Poor Sandy From the Lower East Side


Author Marc-Yves Tumin tells the story of one NYC Rescued Kitty

Great News! Sandy was adopted on 11/29/03 to a loving home with another kitty friend!

    Poor Sandy was one of the luckier cats we came across. Even so, when I recall his story, my heart turns over. He had somehow clung to life through the depths of the last brutal winter, hiding in a corner of a busy parking lot on the Lower East Side.
    In the unforgiving icy weather, Poor Sandy sheltered in the wheel wells of parked cars and trucks, burrowing as close to the warm engine as possible. If no one tapped the vehicle hood in the morning, he'd have a narrow escape when the engine jolted to life.

    When it rained, Poor Sandy would huddle with a few other tattered homeless creatures under a dirty tarpaulin that covered some parked motorcycles. They were the fortunate ones.

    Most feral beasts lead short, desperate lives. There's little to look forward to but sleep. There's no time for play. Their meager resources of energy are spent scrounging for food, evading traffic, avoiding mean-spirited people, and staying warm.
    One by one, Poor Sandy watched them - the parade of homeless cats passing through his parking lot - and one by one they moved on to a bleak, uncertain destiny. A few remained there. Some sickened. Most died.

    The parking lot owners were not bad people; not at all. They didn't even object to the occasional Good Samaritan feeding the rag-tag band. They were simply too preoccupied with other things to care for them themselves.
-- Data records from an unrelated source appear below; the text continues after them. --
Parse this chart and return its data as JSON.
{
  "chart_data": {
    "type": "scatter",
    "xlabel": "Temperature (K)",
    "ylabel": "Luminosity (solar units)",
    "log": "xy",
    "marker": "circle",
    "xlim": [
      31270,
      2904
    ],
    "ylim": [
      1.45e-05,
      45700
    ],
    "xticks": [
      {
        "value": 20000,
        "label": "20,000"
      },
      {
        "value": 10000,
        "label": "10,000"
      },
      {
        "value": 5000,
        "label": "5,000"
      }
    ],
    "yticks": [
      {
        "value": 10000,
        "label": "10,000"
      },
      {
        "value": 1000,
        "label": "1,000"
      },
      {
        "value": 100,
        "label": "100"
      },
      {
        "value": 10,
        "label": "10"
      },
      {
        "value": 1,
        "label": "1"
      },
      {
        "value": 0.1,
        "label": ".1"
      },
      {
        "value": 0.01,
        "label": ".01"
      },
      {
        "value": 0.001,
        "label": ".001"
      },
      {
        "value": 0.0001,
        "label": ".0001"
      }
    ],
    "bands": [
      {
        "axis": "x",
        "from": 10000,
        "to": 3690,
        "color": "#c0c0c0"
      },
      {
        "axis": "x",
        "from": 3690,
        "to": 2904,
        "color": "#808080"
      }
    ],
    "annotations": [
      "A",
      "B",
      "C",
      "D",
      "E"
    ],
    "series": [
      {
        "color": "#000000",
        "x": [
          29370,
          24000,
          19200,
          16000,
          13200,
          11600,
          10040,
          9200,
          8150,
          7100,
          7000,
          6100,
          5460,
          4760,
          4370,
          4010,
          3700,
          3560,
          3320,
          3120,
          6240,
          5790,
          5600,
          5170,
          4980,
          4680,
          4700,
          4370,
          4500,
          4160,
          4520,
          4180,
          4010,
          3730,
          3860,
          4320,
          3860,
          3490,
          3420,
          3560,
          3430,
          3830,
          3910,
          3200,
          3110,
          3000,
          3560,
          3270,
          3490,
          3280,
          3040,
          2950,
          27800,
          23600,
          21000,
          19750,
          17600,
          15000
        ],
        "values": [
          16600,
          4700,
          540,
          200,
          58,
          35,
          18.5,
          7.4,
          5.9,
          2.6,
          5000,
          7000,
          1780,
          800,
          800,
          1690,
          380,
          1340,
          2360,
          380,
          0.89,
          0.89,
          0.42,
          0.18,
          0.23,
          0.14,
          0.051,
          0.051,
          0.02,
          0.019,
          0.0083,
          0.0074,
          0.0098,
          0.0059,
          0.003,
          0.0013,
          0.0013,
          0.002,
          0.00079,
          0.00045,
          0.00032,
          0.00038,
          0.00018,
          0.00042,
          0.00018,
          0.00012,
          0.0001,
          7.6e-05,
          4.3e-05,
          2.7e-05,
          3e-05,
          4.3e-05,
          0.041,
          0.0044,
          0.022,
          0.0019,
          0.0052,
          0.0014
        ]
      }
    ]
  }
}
So they just ignored Poor Sandy and his suffering companions.

    For some inexplicable reason, the spark of life inside Poor Sandy burned a little brighter than in the others. It flickered, it died down, but it didn't quite go out.

    When we rescued him in the dead of winter, he was thin, his coat was ragged, and his eyes were dull. He was limping heavily, from the time he was almost run over. He had a severe respiratory infection, which left untreated, probably would have killed him.

    At the veterinarian's office, Poor Sandy's heart stopped under anesthesia but he was resuscitated. Now he's healthy, full of life, and filling out. And all he wants - all he's ever wanted - is a loving home for himself.

    As I watch Poor Sandy curling up and purring contentedly on his little blanket, I wonder how many of his nine lives he used up, what terrible things he's seen, and why he was spared out of so many needy animals. Perhaps it was so that I could tell you his story.